JACOBO FIJMAN

(1898-1970)

JACOBO FIJMAN

Canto del cisne 

Demencia:
el camino más alto y más desierto. 

Oficios de las máscaras absurdas; pero tan humanas. 

Roncan los extravíos; tosen las muecas
y descargan sus golpes afónicas lamentaciones. 

Semblantes inflamados;
dilatación vidriosa de los ojos
en el camino más alto y más desierto. 

Se erizan los cabellos del espanto. La mucha luz alaba su inocencia. 

El patio del hospicio es como un banco a lo largo del muro. 

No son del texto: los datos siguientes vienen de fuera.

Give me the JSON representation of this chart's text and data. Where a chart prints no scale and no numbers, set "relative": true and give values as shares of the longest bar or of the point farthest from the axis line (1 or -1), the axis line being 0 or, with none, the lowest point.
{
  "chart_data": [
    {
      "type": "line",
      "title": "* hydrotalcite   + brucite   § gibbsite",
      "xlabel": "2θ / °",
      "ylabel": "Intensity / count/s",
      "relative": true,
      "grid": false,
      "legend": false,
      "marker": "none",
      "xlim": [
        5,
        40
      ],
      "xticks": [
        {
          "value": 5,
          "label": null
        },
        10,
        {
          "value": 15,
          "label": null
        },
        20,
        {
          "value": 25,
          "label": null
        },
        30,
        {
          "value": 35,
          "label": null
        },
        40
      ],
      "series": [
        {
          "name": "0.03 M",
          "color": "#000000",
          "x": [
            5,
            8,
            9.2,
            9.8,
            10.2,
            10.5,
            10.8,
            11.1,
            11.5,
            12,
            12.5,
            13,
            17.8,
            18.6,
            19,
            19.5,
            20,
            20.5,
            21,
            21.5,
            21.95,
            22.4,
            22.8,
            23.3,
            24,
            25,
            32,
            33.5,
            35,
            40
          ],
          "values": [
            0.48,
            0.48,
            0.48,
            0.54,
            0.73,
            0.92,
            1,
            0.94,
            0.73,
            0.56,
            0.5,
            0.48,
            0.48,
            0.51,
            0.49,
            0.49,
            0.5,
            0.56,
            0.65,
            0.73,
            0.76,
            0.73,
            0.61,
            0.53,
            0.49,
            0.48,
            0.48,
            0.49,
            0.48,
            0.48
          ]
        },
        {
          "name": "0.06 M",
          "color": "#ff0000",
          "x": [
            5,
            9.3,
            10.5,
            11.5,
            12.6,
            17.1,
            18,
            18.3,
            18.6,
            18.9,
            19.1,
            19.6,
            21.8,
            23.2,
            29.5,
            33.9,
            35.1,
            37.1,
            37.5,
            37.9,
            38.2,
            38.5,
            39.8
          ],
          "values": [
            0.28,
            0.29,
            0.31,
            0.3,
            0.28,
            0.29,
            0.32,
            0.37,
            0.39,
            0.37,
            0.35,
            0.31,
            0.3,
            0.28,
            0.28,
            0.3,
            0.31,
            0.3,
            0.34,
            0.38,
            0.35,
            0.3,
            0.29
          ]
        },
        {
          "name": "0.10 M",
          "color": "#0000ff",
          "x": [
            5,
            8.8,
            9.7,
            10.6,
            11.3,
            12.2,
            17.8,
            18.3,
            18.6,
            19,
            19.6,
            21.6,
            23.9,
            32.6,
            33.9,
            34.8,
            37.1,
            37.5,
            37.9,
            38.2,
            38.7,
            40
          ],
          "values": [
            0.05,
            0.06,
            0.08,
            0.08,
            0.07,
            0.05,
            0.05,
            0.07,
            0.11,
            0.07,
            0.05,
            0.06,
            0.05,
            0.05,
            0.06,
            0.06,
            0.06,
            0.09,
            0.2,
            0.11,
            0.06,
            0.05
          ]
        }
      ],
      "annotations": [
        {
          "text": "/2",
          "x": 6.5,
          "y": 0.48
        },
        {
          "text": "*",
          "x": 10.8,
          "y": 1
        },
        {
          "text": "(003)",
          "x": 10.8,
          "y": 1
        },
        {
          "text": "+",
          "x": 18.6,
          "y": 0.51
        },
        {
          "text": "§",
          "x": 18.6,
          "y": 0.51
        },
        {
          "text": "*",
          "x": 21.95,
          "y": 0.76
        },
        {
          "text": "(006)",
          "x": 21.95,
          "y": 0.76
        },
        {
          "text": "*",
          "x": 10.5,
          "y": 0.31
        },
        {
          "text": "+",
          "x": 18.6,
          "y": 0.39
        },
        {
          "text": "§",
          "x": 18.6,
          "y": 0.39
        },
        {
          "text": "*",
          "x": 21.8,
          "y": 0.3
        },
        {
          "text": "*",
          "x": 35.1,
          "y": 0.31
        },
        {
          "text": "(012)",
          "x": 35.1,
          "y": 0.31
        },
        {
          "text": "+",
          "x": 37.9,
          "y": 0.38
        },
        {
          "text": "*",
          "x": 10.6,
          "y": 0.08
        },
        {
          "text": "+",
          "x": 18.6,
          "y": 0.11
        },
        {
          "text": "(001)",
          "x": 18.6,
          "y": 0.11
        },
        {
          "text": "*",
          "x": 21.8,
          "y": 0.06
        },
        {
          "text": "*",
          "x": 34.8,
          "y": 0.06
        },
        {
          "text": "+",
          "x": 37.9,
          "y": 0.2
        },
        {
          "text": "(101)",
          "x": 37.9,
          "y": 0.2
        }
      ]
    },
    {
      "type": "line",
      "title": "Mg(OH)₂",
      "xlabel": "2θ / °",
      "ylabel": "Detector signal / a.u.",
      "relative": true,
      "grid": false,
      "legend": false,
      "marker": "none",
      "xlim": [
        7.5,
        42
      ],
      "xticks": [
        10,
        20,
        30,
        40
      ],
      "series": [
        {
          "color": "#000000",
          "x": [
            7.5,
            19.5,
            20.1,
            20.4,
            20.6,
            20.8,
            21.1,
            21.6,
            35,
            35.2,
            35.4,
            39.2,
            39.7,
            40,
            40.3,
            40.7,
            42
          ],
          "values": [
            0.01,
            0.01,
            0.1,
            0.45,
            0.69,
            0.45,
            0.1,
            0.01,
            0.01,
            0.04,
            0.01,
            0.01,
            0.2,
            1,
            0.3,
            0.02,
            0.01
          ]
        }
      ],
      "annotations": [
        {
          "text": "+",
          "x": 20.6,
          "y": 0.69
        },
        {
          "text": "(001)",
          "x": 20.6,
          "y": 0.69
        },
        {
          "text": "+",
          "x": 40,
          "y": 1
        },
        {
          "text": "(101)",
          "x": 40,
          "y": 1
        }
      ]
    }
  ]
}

Cuerdas de los silencios más eternos. 

Me hago la señal de la cruz a pesar de ser judío. 

¿A quién llamar?
¿A quién llamar desde el camino tan alto y tan desierto? 

Se acerca Dios en pilchas de loquero, y ahorca mi gañote
con sus enormes manos sarmentosas; y mi canto se enrosca en el desierto. 

¡Piedad! 

 

Feria 

Organillos de misa; hacinamientos; sacos de gritos de la mañana. 

En lentitud confusa
sorda algazara de las obsesiones. 

¡Las máscaras estúpidas de los atormentados! 

Rasguños en el quicio de la puerta por la luz más intensa. 

Bosque de soledades. ¡Esta es la pausa
más nueva de mi vida! Mantas de fuego 

sobre los agrios soplos
de mi locura.
Feria maligna de rostros tostados; un estanque de tiempos. 

¡Máscaras en la luz más intensa y más sorda! Agrios soplos de la locura.